Creation-FB

The pitcher plant grows from swamp submerged roots every spring. Small leaves appear first, then flowers. The pitcher shaped leaves grow after the flowers fade. Each pitcher looks like a vase made out of one leaf with a hood (Operculum) like a tiny tarp draped over the opening.

These pitchers use an array of features to catch creeping insects or slugs. The plant absorbs nutrients such as nitrogen from the insects it catches. It comes in handy when the sandy soils are low on nutrients.

Each pitcher points to ingenious design. First, the specificity of its shape. Each pitcher’s hood exposes enough of the pitcher’s mouth to receive rainwater. This mixes with trapped insects to make a kind of soup broth. The hood’s underside and the pitcher’s lip manufacture nectar laced with a narcotic. When an insect from the forest floor takes some of the nectar, the drug makes them sluggish. Very fine inward and downward pointing hairs gently nudge its prey towards the plant’s tube. Once inside, a waxy inner lining proves too smooth for the insect to get out and the pitcher too narrow for takeoff, preventing flying insects from leaving.

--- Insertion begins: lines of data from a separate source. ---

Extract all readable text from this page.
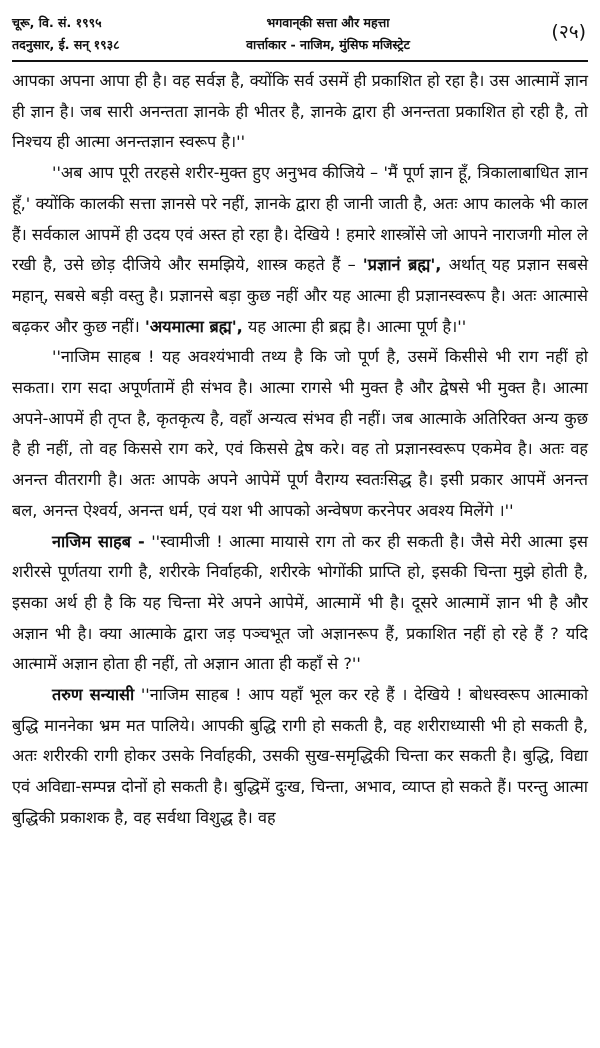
चूरू, वि. सं. १९९५
तदनुसार, ई. सन् १९३८
भगवान्‌की सत्ता और महत्ता
वार्त्ताकार - नाजिम, मुंसिफ मजिस्ट्रेट
(२५)

आपका अपना आपा ही है। वह सर्वज्ञ है, क्योंकि सर्व उसमें ही प्रकाशित हो रहा है। उस आत्मामें ज्ञान ही ज्ञान है। जब सारी अनन्तता ज्ञानके ही भीतर है, ज्ञानके द्वारा ही अनन्तता प्रकाशित हो रही है, तो निश्चय ही आत्मा अनन्तज्ञान स्वरूप है।''

''अब आप पूरी तरहसे शरीर-मुक्त हुए अनुभव कीजिये – 'मैं पूर्ण ज्ञान हूँ, त्रिकालाबाधित ज्ञान हूँ,' क्योंकि कालकी सत्ता ज्ञानसे परे नहीं, ज्ञानके द्वारा ही जानी जाती है, अतः आप कालके भी काल हैं। सर्वकाल आपमें ही उदय एवं अस्त हो रहा है। देखिये ! हमारे शास्त्रोंसे जो आपने नाराजगी मोल ले रखी है, उसे छोड़ दीजिये और समझिये, शास्त्र कहते हैं – 'प्रज्ञानं ब्रह्म', अर्थात् यह प्रज्ञान सबसे महान्, सबसे बड़ी वस्तु है। प्रज्ञानसे बड़ा कुछ नहीं और यह आत्मा ही प्रज्ञानस्वरूप है। अतः आत्मासे बढ़कर और कुछ नहीं। 'अयमात्मा ब्रह्म', यह आत्मा ही ब्रह्म है। आत्मा पूर्ण है।''

''नाजिम साहब ! यह अवश्यंभावी तथ्य है कि जो पूर्ण है, उसमें किसीसे भी राग नहीं हो सकता। राग सदा अपूर्णतामें ही संभव है। आत्मा रागसे भी मुक्त है और द्वेषसे भी मुक्त है। आत्मा अपने-आपमें ही तृप्त है, कृतकृत्य है, वहाँ अन्यत्व संभव ही नहीं। जब आत्माके अतिरिक्त अन्य कुछ है ही नहीं, तो वह किससे राग करे, एवं किससे द्वेष करे। वह तो प्रज्ञानस्वरूप एकमेव है। अतः वह अनन्त वीतरागी है। अतः आपके अपने आपेमें पूर्ण वैराग्य स्वतःसिद्ध है। इसी प्रकार आपमें अनन्त बल, अनन्त ऐश्वर्य, अनन्त धर्म, एवं यश भी आपको अन्वेषण करनेपर अवश्य मिलेंगे ।''

नाजिम साहब - ''स्वामीजी ! आत्मा मायासे राग तो कर ही सकती है। जैसे मेरी आत्मा इस शरीरसे पूर्णतया रागी है, शरीरके निर्वाहकी, शरीरके भोगोंकी प्राप्ति हो, इसकी चिन्ता मुझे होती है, इसका अर्थ ही है कि यह चिन्ता मेरे अपने आपेमें, आत्मामें भी है। दूसरे आत्मामें ज्ञान भी है और अज्ञान भी है। क्या आत्माके द्वारा जड़ पञ्चभूत जो अज्ञानरूप हैं, प्रकाशित नहीं हो रहे हैं ? यदि आत्मामें अज्ञान होता ही नहीं, तो अज्ञान आता ही कहाँ से ?''

तरुण सन्यासी ''नाजिम साहब ! आप यहाँ भूल कर रहे हैं । देखिये ! बोधस्वरूप आत्माको बुद्धि माननेका भ्रम मत पालिये। आपकी बुद्धि रागी हो सकती है, वह शरीराध्यासी भी हो सकती है, अतः शरीरकी रागी होकर उसके निर्वाहकी, उसकी सुख-समृद्धिकी चिन्ता कर सकती है। बुद्धि, विद्या एवं अविद्या-सम्पन्न दोनों हो सकती है। बुद्धिमें दुःख, चिन्ता, अभाव, व्याप्त हो सकते हैं। परन्तु आत्मा बुद्धिकी प्रकाशक है, वह सर्वथा विशुद्ध है। वह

On top of all this, the plant places its laced nectar with enticing scents on top of the pitcher to attract its lunch. It also secretes an enzyme into the bottom of the pitcher so its food can be properly digested.

Some might ask if this has any effect on bees, well it doesn’t. The pitcher only grows after all flower petals have fallen off, and the plant anticipates the bees’ bodies and behaviors (intelligent plants?). The flower petal and sepal arrangement permit only one bee entrance. On its way in, pollen from another flower brushes off the bee and onto the perfectly positioned part of the pistil that receives the pollen, the stigma.

One flower petal hangs from the stalk like an upside-down umbrella. It gives the bee a platform from which to collect pollen placed just overhead. Then in expert arrangement, the honeybee cannot exit the same path it entered. If it did it would pollinate the same flower. God designed a one-way exit flap door to let the bee out!

The pitcher plant is a very well planned out an engineered plant that requires and demands a Creator. There no other sufficient explanation.